Anyway, good luck with a strategy or hope of alienating white males on reflex. They do tend to actually vote, after all, along with perhaps a dispiritingly large number of otherwise OK white women who pair themselves with these contemptable men in viewpoint as well as other bonds.



Progressives of all colors and creeds and everything else failed the country in 2016 not from being prevented their chance to vote, but something far more pernicious: Failing to get off their you-know-whats and actually cast ballots.

Too many of those who did participate in our most basic civic duty failed to vote responsibly, either choosing a protest vote for a candidate who could not win or at the farthest extreme, the one of every 10 Bernie Sanders supporters in the primaries who voted for Donald Trump in the end. Still takes my breath away. I get their depth of feeling, just not the rationality involved in such a swing.

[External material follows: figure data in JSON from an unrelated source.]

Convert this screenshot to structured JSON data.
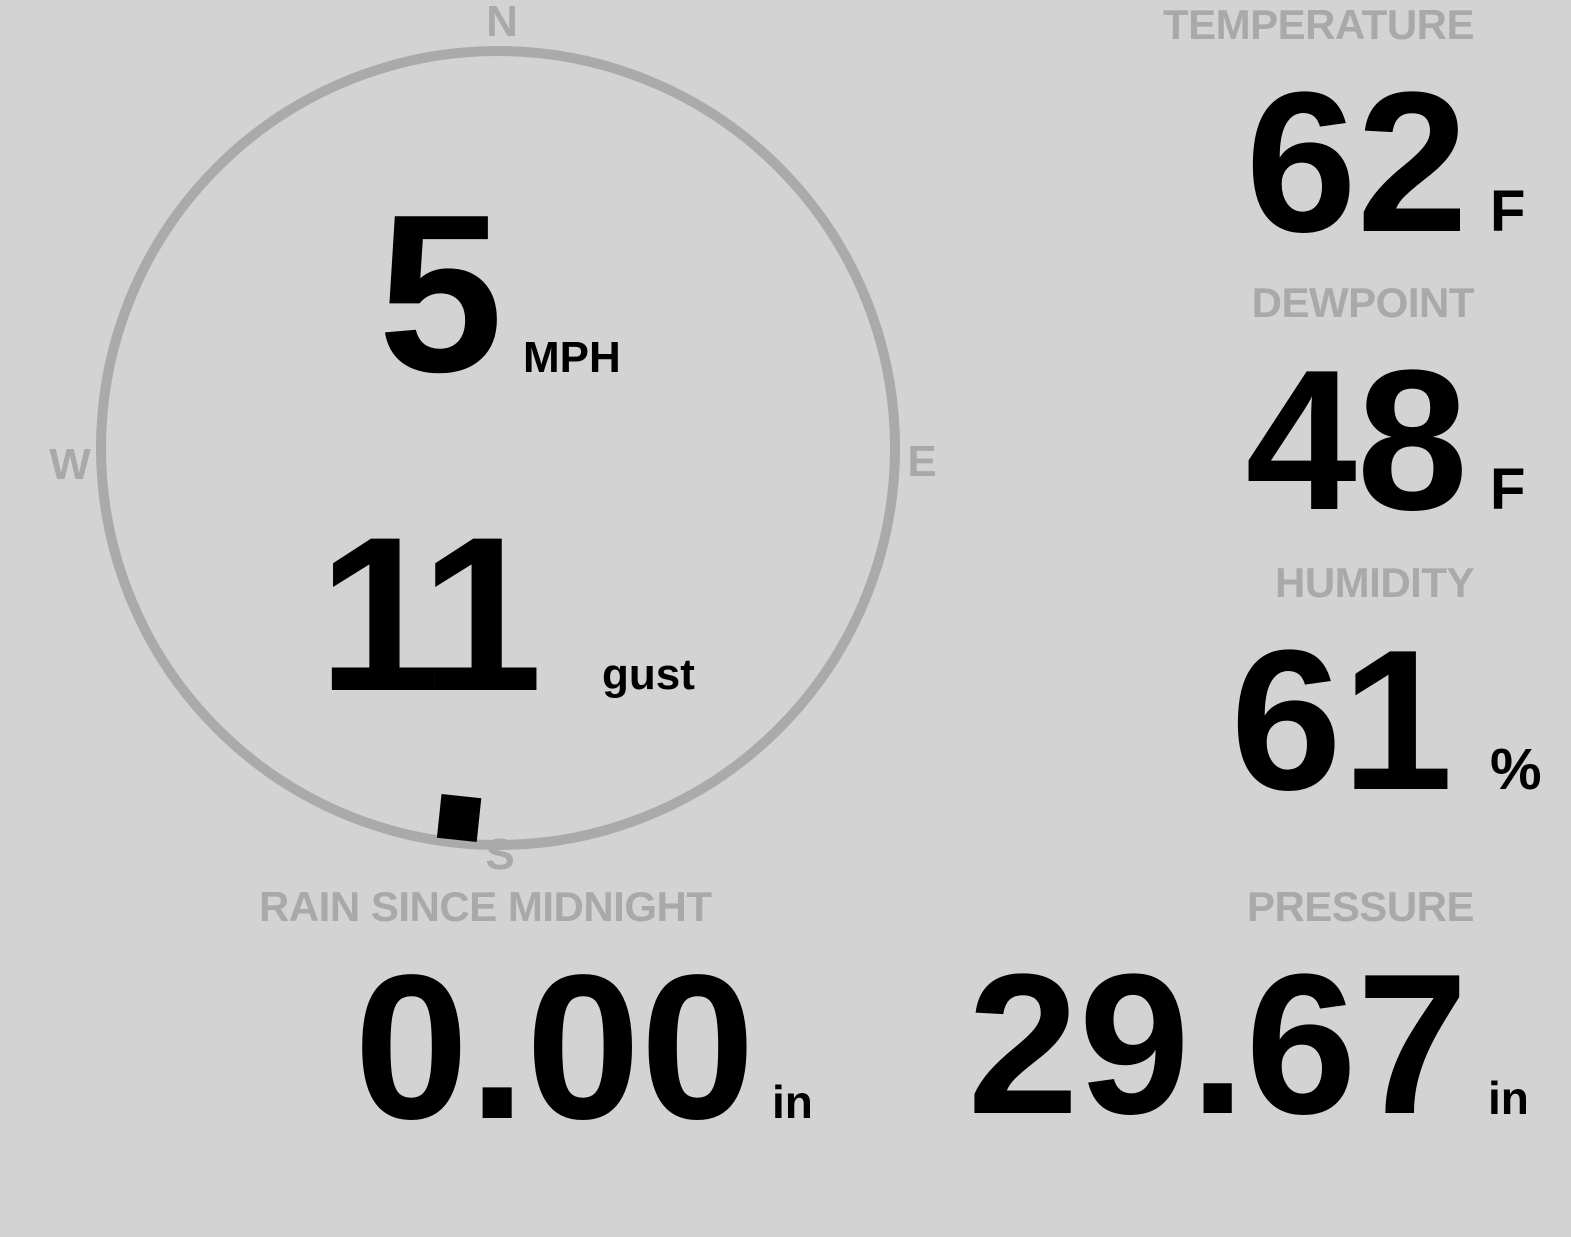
{
  "wind": {
    "speed": "5",
    "speed_unit": "MPH",
    "gust": "11",
    "gust_label": "gust",
    "direction_deg": 186,
    "cardinals": {
      "n": "N",
      "e": "E",
      "s": "S",
      "w": "W"
    }
  },
  "temperature": {
    "label": "TEMPERATURE",
    "value": "62",
    "unit": "F"
  },
  "dewpoint": {
    "label": "DEWPOINT",
    "value": "48",
    "unit": "F"
  },
  "humidity": {
    "label": "HUMIDITY",
    "value": "61",
    "unit": "%"
  },
  "pressure": {
    "label": "PRESSURE",
    "value": "29.67",
    "unit": "in"
  },
  "rain": {
    "label": "RAIN SINCE MIDNIGHT",
    "value": "0.00",
    "unit": "in"
  },
  "colors": {
    "background": "#d3d3d3",
    "label": "#a9a9a9",
    "ring": "#aaaaaa",
    "value": "#000000"
  }
}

In other words, don’t blame just the white dudes for that guy. There was more to this than that, and might well be again in 2020 if the same excuses hold sway.

Once upon a time not so very long ago, people of color and women had real obstacles to voting. By comparison, in a few states Republican schemers have managed to make the process more inconvenient for a few people not big on voting in the first place.

Suggesting today’s annoyances are anything like the Jim Crow era or before strong women won suffrage in 1920 dishonors real heroes, frankly. They overcame very real and scary obstacles to eventually prevail. No excuses.

This is like Zig Ziglar’s adage about learning: “If you are not willing to learn, no one can help you. If you are determined to learn, no one can stop you.”

Anyone today in America who is eligible and wants to vote can do so. The problem isn’t people prevented or discouraged from voting. No, the problem is the nearly half of us who have no interest in voting at all, not even for president.

n n n

I’m not sure which party is in more trouble, as much as each has tilted toward their extremes. Back and forth we’re doomed to go, wilder by the term, each party less and less willing to consider the other, and eager to first undo everything the other side did. Both hear only their own drums beating, pretending that other America doesn’t even exist.

Neither seems to notice an erosion in party membership as the unaffiliated ranks tick up.

The progressive constituency, as Solenit puts it, is at least as likely to hollow out from inside as the current Republicans are vulnerable to withering from their party’s margins, that rather large “pocket” between New England and California.

Our state’s homelessness, housing and PG&E illuminate the holes in progressive governance even as callous conservatism pays a price for blindness to the environment, human dignity and the vast world beyond our borders.

It seems each party gets it partly right and largely wrong. So why can’t we shed the extremes a majority of Americans see on each side and do what’s right for the economy, the environment and all people?

Even white males, bless us our mansplaining. We can start by everyone making sure to vote in 2020, no excuses. It’s really not that difficult.

Beware, though: As you gain power you also pick up responsibility. Governance is supposed to be accountable to all the people.